Charles felt him tense as he touched the wrapping and looked beneath it. The blood was congealed and dried some, so it seemed the bleedin' had stopped.
"That's lookin' good," he said with a smile.
The boy didn't return it.
"Doctor Baker says you need to stay in bed for a day or two. You're welcome to do it here, only – "
A hand gripped his wrist – a strong one. "No!" the boy said and with that, began to get up.
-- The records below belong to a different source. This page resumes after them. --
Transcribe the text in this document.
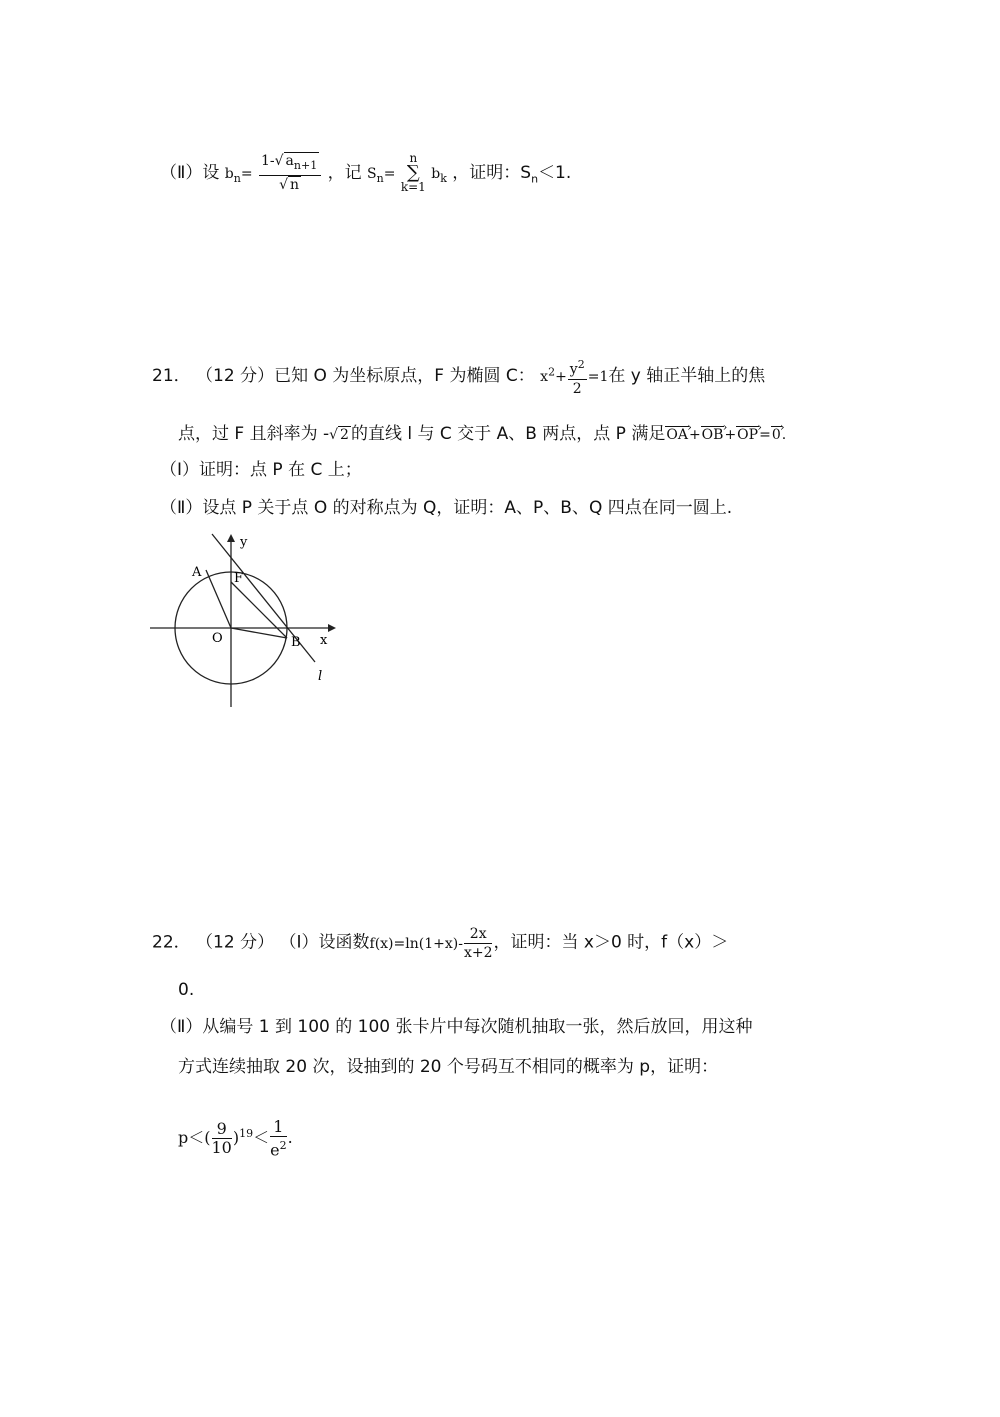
（Ⅱ）设 $b_n= \frac{1-√ a_{n+1}}{√ n}$ ，记 $S_n= n$
∑
k=1 $b_k$ ，证明：$S_n<1$.
21． （12 分）已知 O 为坐标原点，F 为椭圆 C： $x^2+ \frac{y^2}{2} =1$在 y 轴正半轴上的焦
点，过 F 且斜率为 -√ 2 的直线 l 与 C 交于 A、B 两点，点 P 满足OA ›+OB ›+OP ›=0 ›.
（Ⅰ）证明：点 P 在 C 上；
（Ⅱ）设点 P 关于点 O 的对称点为 Q，证明：A、P、B、Q 四点在同一圆上.
y
x
A	F
O	B
l
22． （12 分） （Ⅰ）设函数$f(x)=\ln(1+x)- \frac{2x}{x+2}$ ，证明：当 x＞0 时，f（x）＞
0.
（Ⅱ）从编号 1 到 100 的 100 张卡片中每次随机抽取一张，然后放回，用这种
方式连续抽取 20 次，设抽到的 20 个号码互不相同的概率为 p，证明：
$p<( \frac{9}{10} )^{19}< \frac{1}{e^2}$ .
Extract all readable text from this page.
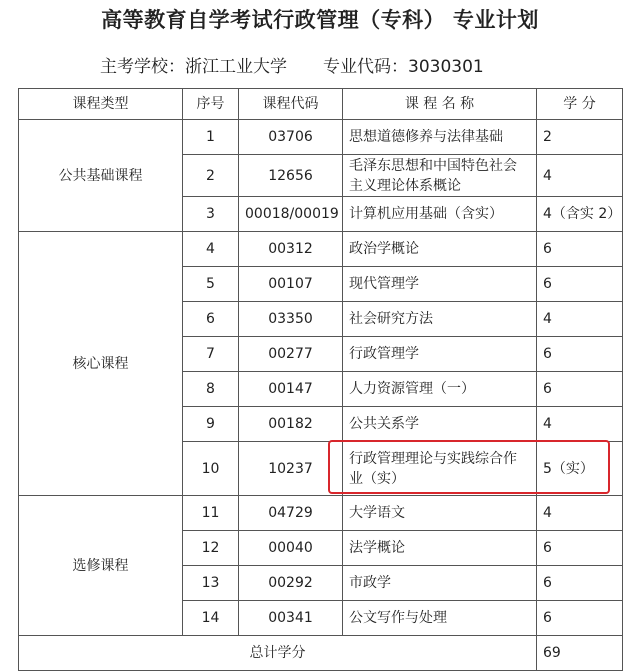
高等教育自学考试行政管理（专科） 专业计划
主考学校：浙江工业大学 专业代码：3030301
课程类型	序号	课程代码	课 程 名 称	学 分
公共基础课程	1	03706	思想道德修养与法律基础	2
	2	12656	毛泽东思想和中国特色社会主义理论体系概论	4
	3	00018/00019	计算机应用基础（含实）	4（含实 2）
核心课程	4	00312	政治学概论	6
	5	00107	现代管理学	6
	6	03350	社会研究方法	4
	7	00277	行政管理学	6
	8	00147	人力资源管理（一）	6
	9	00182	公共关系学	4
	10	10237	行政管理理论与实践综合作业（实）	5（实）
选修课程	11	04729	大学语文	4
	12	00040	法学概论	6
	13	00292	市政学	6
	14	00341	公文写作与处理	6
总计学分				69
Charles caught his shoulders to press him back down.
It was a mistake.
The flurry of fists and feet startled him. As the curly-haired man cried out, he heard a similar cry go up from his wife. Shadows shifted beyond the room. A chair was pushed back. Hiram shouted to Caroline to stay put. Charles heard his daughter's cryin' out, askin' what was going on. And then, without knowing how he got there, he was on the floor. So was the boy.
The stranger hadn't made it two feet before he passed out again.
A short bark of a laugh brought his head up. Hiram Baker was standing in the doorway shaking his head.
"What was it I just said about that kettle being black?"